Остается последний аргумент, последняя надежда обвинения – слова госпожи Дмитриевой. Остается ее оговор, каждое слово которого обвинителем считается за самую непогрешимую истину. Как истинно относится к своему слову г-жа Дмитриева, как точны ее показания, отчасти мы видели из ее слов, сию минуту нами разобранных. Несуществующие выигрыши, неестественнейшие интриги изобретает она для своих целей. На две части делится оговор Дмитриевой. Одна часть относится к краже, другая – к выкидышу. Ни одной из передач денег Карицким Дмитриевой, кроме ее, никто не мог засвидетельствовать. Никому, кроме Соколова, она даже слова не сказала о том, пока не случилось судебное следствие. Хотя и уверяет она, что ездила с ним в Москву вместе, но ехавшая с нею Гурковская не видала Карицкого ни на станции в Рязани, ни во время поездки, ни в Москве, ни при проводах обратно в Рязань. Дмитриева всю дорогу о Карицком не говорила Гурковской. А тогда ей нечего было скрывать Карицкого, ибо еще ничего подозрительного не было. По словам ее, она ездила с Карицким менять билеты, но неудачно; у Юнкера не приняли их, сказали, что билеты «предъявлены», у Марецкого тоже. Тогда их отобрал у нее Карицкий. Но тут опять несообразность. Карицкий не входит в контору Юнкера, значит, боится попасться. Тогда зачем же ему, узнавши от Дмитриевой, что билеты уже предъявлены, ехать к Марецкому и рисковать быть арестованным. Оговор имеет целью доказать, что билеты получены и отданы обратно Карицкому. Но у Карицкого и до этого, и после этого следствие не обнаружило перемены в финансовом положении; наоборот, у Дмитриевой мы видим те признаки, которыми обыкновенно сопровождается значительное имущественное приобретение. Незадолго до размена, может быть, тотчас за похищением, она распускает слух о выигрыше ею 25 тысяч, потом 8 тысяч. Оба слуха здесь были подтверждены Докудовской и Радугиным. Оба оказались вымыслами. После размена у Дмитриевой появляются экстраординарные расходы: в тот день, когда она, по ее словам, неудачно побывала в двух конторах, а неизвестная дама в третьей конторе, у Лури, разменяла билеты Галича, Дмитриева покупает для отца тарантас, а для себя разную мебель. По приезде в Рязань г-жа Дмитриева, до того времени платившая по 12 рублей в месяц Гурковской, увеличивает плату за квартиру больше чем вдвое, и кроме того, затрачивает 500 рублей на поправку дома г-жи Гурковской.

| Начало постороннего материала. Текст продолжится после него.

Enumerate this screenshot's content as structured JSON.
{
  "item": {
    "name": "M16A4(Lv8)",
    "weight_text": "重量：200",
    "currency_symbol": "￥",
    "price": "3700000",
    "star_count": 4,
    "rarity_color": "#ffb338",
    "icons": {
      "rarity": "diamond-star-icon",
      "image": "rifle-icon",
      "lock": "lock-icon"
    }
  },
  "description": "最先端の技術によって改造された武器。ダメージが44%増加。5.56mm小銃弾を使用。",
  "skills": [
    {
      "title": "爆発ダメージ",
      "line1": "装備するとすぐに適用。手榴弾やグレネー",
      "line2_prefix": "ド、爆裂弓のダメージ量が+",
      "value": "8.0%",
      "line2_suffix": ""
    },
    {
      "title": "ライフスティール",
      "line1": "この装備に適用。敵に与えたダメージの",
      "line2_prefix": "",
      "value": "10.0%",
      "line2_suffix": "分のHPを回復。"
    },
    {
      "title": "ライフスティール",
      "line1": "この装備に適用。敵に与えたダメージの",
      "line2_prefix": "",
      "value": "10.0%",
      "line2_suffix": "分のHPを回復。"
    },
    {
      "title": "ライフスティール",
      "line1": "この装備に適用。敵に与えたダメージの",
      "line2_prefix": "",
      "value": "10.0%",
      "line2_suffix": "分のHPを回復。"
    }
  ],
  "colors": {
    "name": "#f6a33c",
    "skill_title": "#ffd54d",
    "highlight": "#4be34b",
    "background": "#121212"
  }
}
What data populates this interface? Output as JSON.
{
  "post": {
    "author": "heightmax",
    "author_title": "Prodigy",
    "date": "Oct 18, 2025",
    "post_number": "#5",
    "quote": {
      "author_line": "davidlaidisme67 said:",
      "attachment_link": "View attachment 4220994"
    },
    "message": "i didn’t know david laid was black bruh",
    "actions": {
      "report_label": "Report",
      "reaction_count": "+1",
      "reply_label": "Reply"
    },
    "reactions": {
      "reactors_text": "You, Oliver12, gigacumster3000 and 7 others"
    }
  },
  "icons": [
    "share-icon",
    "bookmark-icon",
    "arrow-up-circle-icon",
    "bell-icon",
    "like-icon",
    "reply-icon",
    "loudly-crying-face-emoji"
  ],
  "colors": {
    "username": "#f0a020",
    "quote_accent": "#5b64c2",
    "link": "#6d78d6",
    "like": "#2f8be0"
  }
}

О ряжской поездке, которую, по оговору Дмитриевой, сделала она также по поручению Карицкого, сказано ею также много невероятного. Карицкий велит ей разменять только два билета, а дает ей четыре. Зачем же давать четыре, если два не нужно менять? Во время ряжской поездки она теряет купоны от билетов на станции. Купоны также из похищенных. Но станция не меняльная лавка, невероятно, чтобы там стали справляться о том, кому выданы потерянные купоны, и Дмитриева, при размене билетов назвавшаяся Буринской, здесь смело пишет свою фамилию. В Ряжске, когда ее руку свидетельствуют и пристав для удостоверения просит у ней вид, она так бойко и бодро сохраняет спокойствие духа, что пристав не подумал настаивать на предъявлении вида и поверил ей на слово. Видно, что не по чужому приказу, не по поручению другого лица меняла Дмитриева билеты, а перемену фамилии и все поведение свое в Ряжске сумела разыграть без посторонней помощи. Может быть, и действительно Соколову сказала Дмитриева о передаче ей билетов от Карицкого. Но к этому вынудил ее вопрос Соколова: откуда у ней столько денег? Действительность же передачи Дмитриева ничем не подтвердила, и показание ее хотя и остается без опровержения, но от этого оно нисколько не выигрывает, как ничем с ее стороны не подтвержденное.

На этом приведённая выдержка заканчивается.